Horcrux: was Baptism/Christianity in HP

leslie41 leslie41 at yahoo.com
Sun Jun 11 01:52:12 UTC 2006


No: HPFGUIDX 153659


> > Leslie41:
> > I don't wish to make categorical claims about authorial intent, 
> > though I think it's relevant at times.  Most often, though, 
> > intent is irrelevant.  What's *there* is what matters, not what 
> > the author *intended* to be there.  Authors are notoriously bad 
> > readers of their own work.  
> 
> a_svirn:
> If you say so. 

Leslie41:
I do.  And if I didn't think so I'd be completely out of step with 
the vast majority of literary critics and scholars.  It's pretty 
much a universal opinion.
 
> > Leslie41:
> > But as to the naming of her characters, I cannot help but see 
> > some sort of purpose there.  That's often the easiest place (as 
> > it is with Tolkien) to see what the author actually intends.  
> > So, when Voldemort (flee from death) attacks James (apostle 
> > associated with good deeds) and Lily (the symbol of the risen 
> > Christ), and is foiled by Harry (power, destruction), right on 
> > the place on his body where he was baptized (symbol of being 
> > welcomed into the Kingdom of Christ), yeah, I think there's an 
> > underlying meaning there.
> 
> a_svirn:
> Yes, but what IS that much-vaunted underlying meaning?
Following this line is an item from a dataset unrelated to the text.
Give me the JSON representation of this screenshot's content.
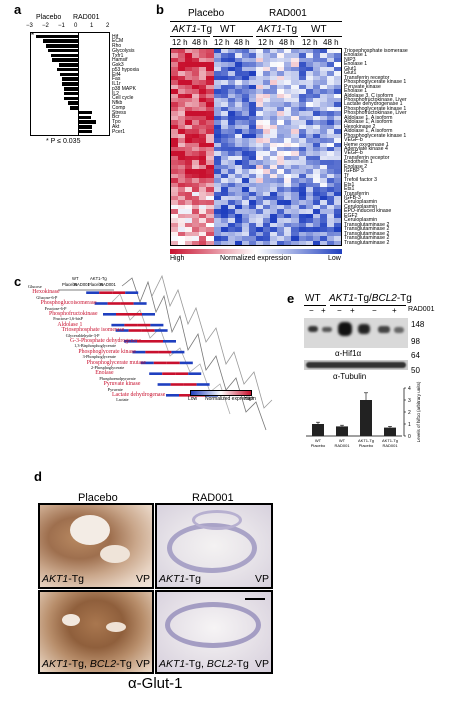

It is all 
> very well to depress pretensions by saying that the meaning of 
> Christ's sacrifice is too enormous for mere mortals to comprehend 
> and all who disagree with you are deliberately short-sighted, but 
> thing is, it's not enough. Now that you identified all that 
> parallels with the Bible would you mind disclosing their 
> significance? Why someone who represents the risen Christ happen 
> to be married to someone who represents an apostle? What is so 
> Christian about "power and destruction?" And what with all those 
> other people that were baptised but failed to repel AKs? Were they 
> not welcome to the Kingdom of Christ, after all? 

Leslie41:
Again, I'm not talking about a direct allegory here.  I don't 
particularly like allegory.  If you do, read Spenser.  What I'm 
pointing out is firstly that names are important, and that many of 
those names have biblical significance, as well as the placement of 
the scar, etc.  There are Christian overtones to the situation at 
Godric's Hollow.

And as I've said, I don't think that baptism is some sort of a 
ward.  What I believe is that Harry's scar makes us think of baptism.

> > Leslie41: 
> > Just can't help it, considering all the evidence.  Is Harry's 
> > baptism some sort of protection for him?  Not really.  But I 
> > think the place of his scar is supposed to remind us of his 
> > baptism and remind us that it is only through Christ's 
> > principles that he will vanquish Voldemort.  Not through power 
> > or destructive raids.  But through love.  
> 
> a_svirn:
> Yet he was christened Harry, which  – as you yourself said –  
> means  "power and destruction"!

Leslie41:
Christened as such, yes!  But he has to evolve out of that. That's 
his task in the seventh book.  

> a_svirn:
> In fact it's really bizarre the way attributes of
> Christianity in the books are conspicuous for their absence. There
> is no chapel in the millennium old Hogwarts Castle. Hogsmead, the
> only wizarding village in England, doesn't boast of any church, 
> even an abandoned one. No reference to any services of any 
> description has been made. And last but by no means the least, 
> Dumbledore's funeral is a thoroughly secular affair. The figure 
> of "tufty-haired man in plain black robes" is deliberately 
> ambiguous. We don't know for sure whether he's a priest or not. 
> Certainly such scrapes of his speech as "nobility of spirit" 
> and "intellectual contribution" do not elucidate us on the point. 
> And in any event, it's not what really matters for Harry.

Leslie41:
I more look at the places in which Christianity is conspicuous for 
its presence.  You can cite all the places where it isn't, but you 
can't ignore the places where it is, in Harry's baptism and the 
underlying truth that his parents and Sirius were baptized 
Christians.

> a_svirn:
> On a more profound level, there is nothing Christian about
> Horcruxes. It seems that Rowling's special brand of spiritualism
> draws on syncretic folklore rather than on Christian beliefs. 

Leslie41:
Do you know what a "crux" is?  It means "cross."  

The word "hore" in middle/old english means "whore".  Whorecrosses.  
Makes sense. In the bible whores are associated with idolatry and 
faithlessness to god.  Even if we don't bring the bible into it, the 
word is associated with immorality and compromised principles.    

Thanks for bringing up horcruxes, though, because I never thought of 
them with regard to Christian symbols in the books until now.